Take baby steps. Show them how to crop an image in Gimp – but don’t show them all the features all at once. Once they have the basics they’re going to want to learn more advanced topics – or maybe they won’t – but they’ll be happy that they’re no longer paint licensing fees for their software.
Up first at the All Things Open Lightning Talks was Jen Wike from Red Hat.
Opensource.com started in 2010 as a platform to share stories about open source software. Jen denied for us the open source way (which is the twitter handle for the site) :
- Rapid prototyping
One example of this is an inspiring story from oepnsource.com that talked about the E-Nable group which creates 3D printable hands http://enablingthefuture.org/
At opensource.com we ask why we tell these stories? It’s a great to way to share stories of people’s experiences of using open source as a better way to live and work. As a storyteller for open source we strive to educate people outside (as well as inside) of the open source community. We have pages like What is Open Source and What is Open Stack. We also have series for beginners and/or women in open source.
opensource.com has a moderator program where moderators write articles, give feedback, curate content and bring in more authors. This is essential for keeping new content rolling in on the site.

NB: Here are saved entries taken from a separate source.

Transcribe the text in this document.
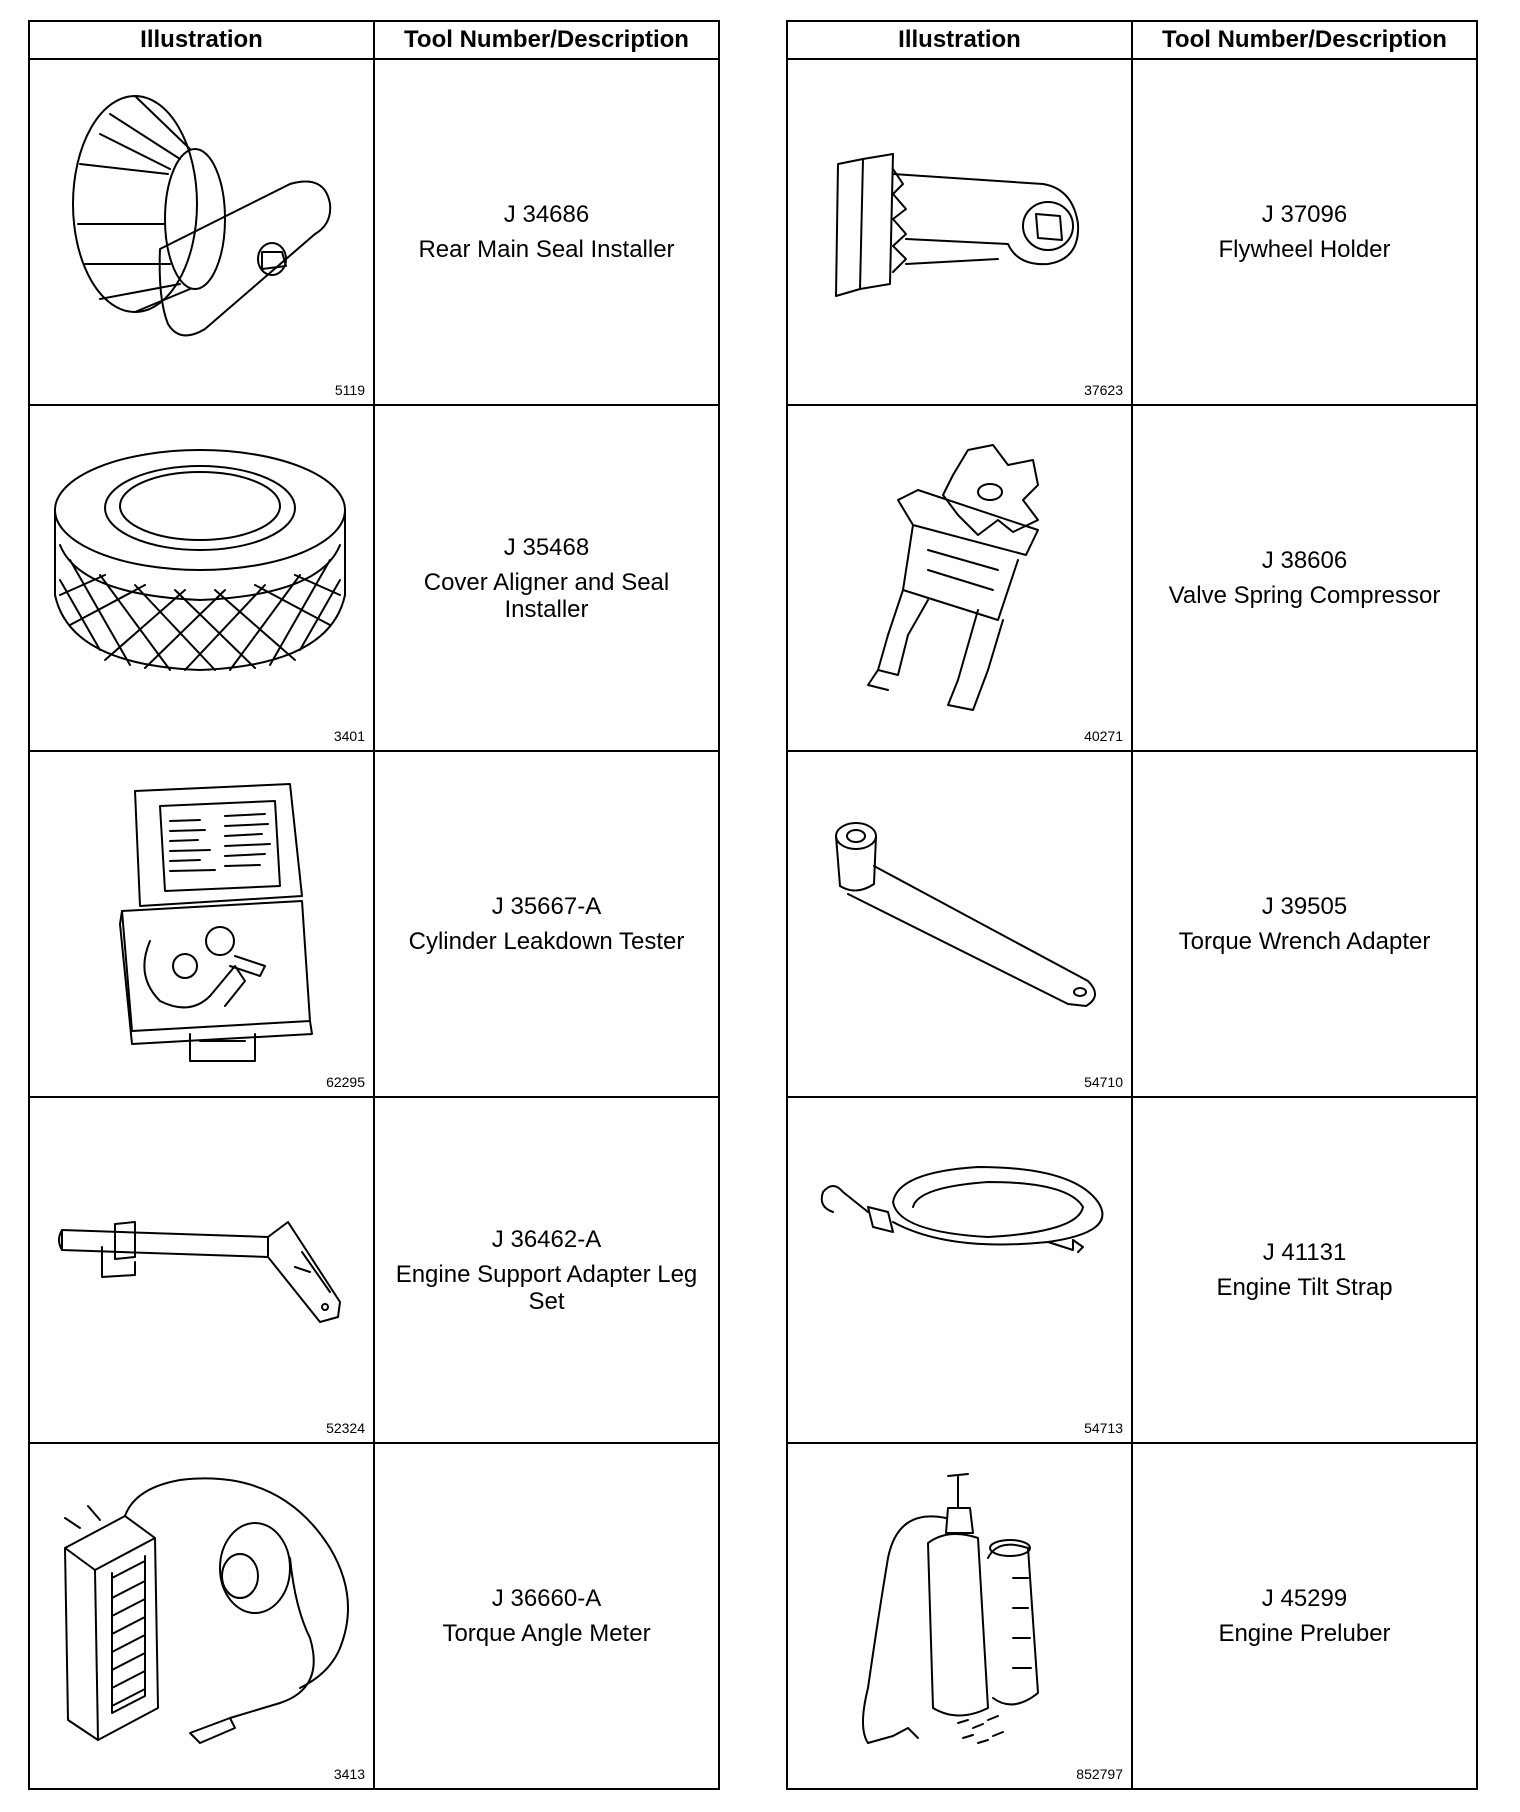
Illustration	Tool Number/Description

5119	J 34686
Rear Main Seal Installer

3401	J 35468
Cover Aligner and Seal Installer

62295	J 35667-A
Cylinder Leakdown Tester

52324	J 36462-A
Engine Support Adapter Leg Set

3413	J 36660-A
Torque Angle Meter
Illustration	Tool Number/Description

37623	J 37096
Flywheel Holder

40271	J 38606
Valve Spring Compressor

54710	J 39505
Torque Wrench Adapter

54713	J 41131
Engine Tilt Strap

852797	J 45299
Engine Preluber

OpenHatch is a non-profit dedicated to matching prospective free software contributors with communities, tools, and education.
CORAL is an Electronic Resources Management System consisting of interoperable modules designed around the core components of managing electronic resources. It is made available as a free, open source program.
- Journal of Free Software & Free Knowledge
An Open Access Journal on the broad philiosophies around the FOSS movement, including aspects of software and other intellectual artifacts, emerging developments in this ecosystem, and interfaces with society.